Ma chi vi scrive, esimio Senatore, è il presidente di una associazione del “Gioco Legale”, l’azzardo credo sia di competenza di altri soggetti, come anche il suo spot ove festeggiava che finalmente aveva tassato “LE LOBBY DEL GIOCO D’AZZARDO”; beh mi spiace doverla, come purtroppo troppo spesso accade, contradire: avete tassato le piccole medie imprese che fanno “Gioco Legale”, se foste stati attenti non avreste permesso alle “LOBBY” di riversare interamente le tassazioni sulle PMI che sono fatte di persone e lavoratori italiani, avreste distribuito l’incremento della tassazione su tutti i giochi della filiera del “gioco legale” in Italia.

Con l’abbassamento delle probabilità di vincita avete messo mano anche nelle tasche dei giocatori, non lo avete fatto in quelle delle “LOBBY” altrimenti avreste pestato i piedi ad alcuni poteri forti che nemmeno lei si permette di toccare.

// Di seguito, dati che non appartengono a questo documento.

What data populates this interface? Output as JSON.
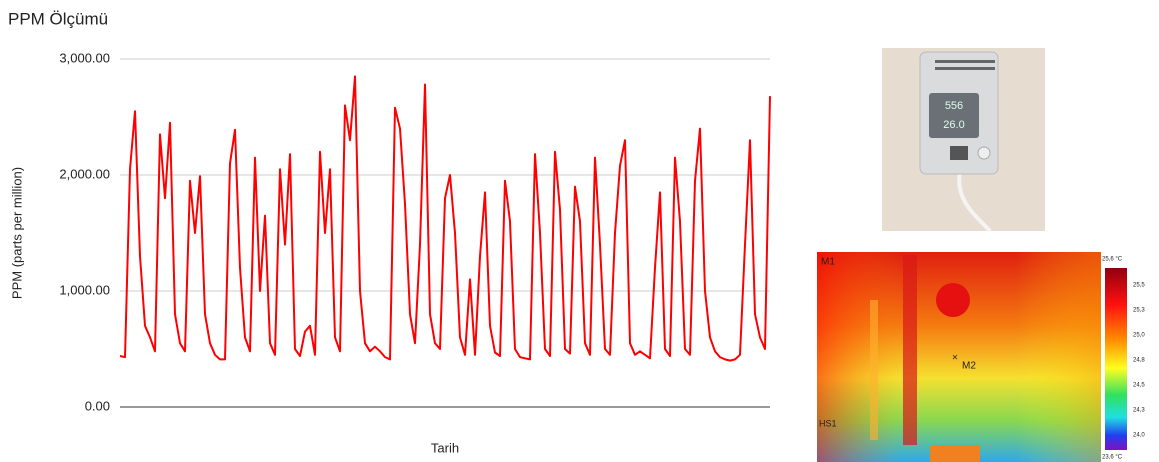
{
  "chart_data": {
    "type": "line",
    "title": "PPM Ölçümü",
    "y_label": "PPM (parts per million)",
    "x_label": "Tarih",
    "color": "#ff0000",
    "values": [
      440,
      430,
      2050,
      2550,
      1300,
      700,
      600,
      480,
      2350,
      1800,
      2450,
      800,
      550,
      480,
      1950,
      1500,
      1990,
      800,
      550,
      450,
      410,
      410,
      2100,
      2390,
      1200,
      600,
      480,
      2150,
      1000,
      1650,
      550,
      450,
      2050,
      1400,
      2180,
      500,
      440,
      650,
      700,
      450,
      2200,
      1500,
      2050,
      600,
      480,
      2600,
      2300,
      2850,
      1000,
      550,
      480,
      520,
      480,
      430,
      410,
      2580,
      2400,
      1750,
      800,
      550,
      1400,
      2780,
      800,
      550,
      500,
      1800,
      2000,
      1500,
      600,
      450,
      1100,
      450,
      1300,
      1850,
      700,
      470,
      440,
      1950,
      1600,
      500,
      430,
      420,
      410,
      2180,
      1500,
      500,
      440,
      2200,
      1700,
      500,
      460,
      1900,
      1600,
      550,
      450,
      2150,
      1400,
      500,
      450,
      1500,
      2080,
      2300,
      550,
      450,
      480,
      450,
      420,
      1200,
      1850,
      500,
      440,
      2150,
      1600,
      500,
      450,
      1950,
      2400,
      1000,
      600,
      480,
      430,
      410,
      400,
      410,
      450,
      1400,
      2300,
      800,
      600,
      500,
      2680
    ],
    "ylim": [
      0,
      3000
    ],
    "yticks": [
      {
        "value": 0,
        "label": "0.00"
      },
      {
        "value": 1000,
        "label": "1,000.00"
      },
      {
        "value": 2000,
        "label": "2,000.00"
      },
      {
        "value": 3000,
        "label": "3,000.00"
      }
    ],
    "grid": true
  },
  "device_display": [
    "556",
    "26.0"
  ],
  "thermal_image": {
    "markers": [
      "M1",
      "M2",
      "HS1"
    ],
    "scale_max": "25,6 °C",
    "scale_min": "23,6 °C",
    "scale_ticks": [
      "25,5",
      "25,3",
      "25,0",
      "24,8",
      "24,5",
      "24,3",
      "24,0"
    ]
  }
}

Tralasciando queste questioni che lei ben conosce vorrei farle un invito, a spese mie la INVITO personalmente ad un tour delle sale nell’intero territorio italiano (la accompagnerò personalmente) per controllare il rispetto delle norme anti Covid, si stupirà dell’attenzione ma soprattutto della tecnologia che noi del “Gioco Legale” adottiamo per la salvaguardia dei nostri clienti e dei nostri operatori.

Le assicuro che vista la difficile battaglia che abbiamo combattuto anche nelle piazze italiane, e non ultima quella di Piazza del Popolo con oltre seimila operatori che ci ha permesso di riaprire dopo oltre 100 giorni le nostre attività, la sensibilità che abbiamo nel rispettare e far rispettare le precauzioni è altissima in quanto quello che non vogliamo sono delle nuove limitazioni e nuove chiusure.

Rinnovandole il mio invito a farsi un tour del “Gioco Legale” nel territorio nazionale, le chiedo di smettere di fare mera propaganda politica e cercare di trovare soluzioni per far ripartire l’economia italiana, in quanto con oltre 10 miliardi di euro solo nel 2019 il “GIOCO LEGALE ITALIANO” si afferma terza entrata erariale e mi permetta, non ci va di passare per “BRUTTI SPORCHI E CATTIVI” pagando.

Si ricordi che non esistono né imprenditori né lavoratori di serie B».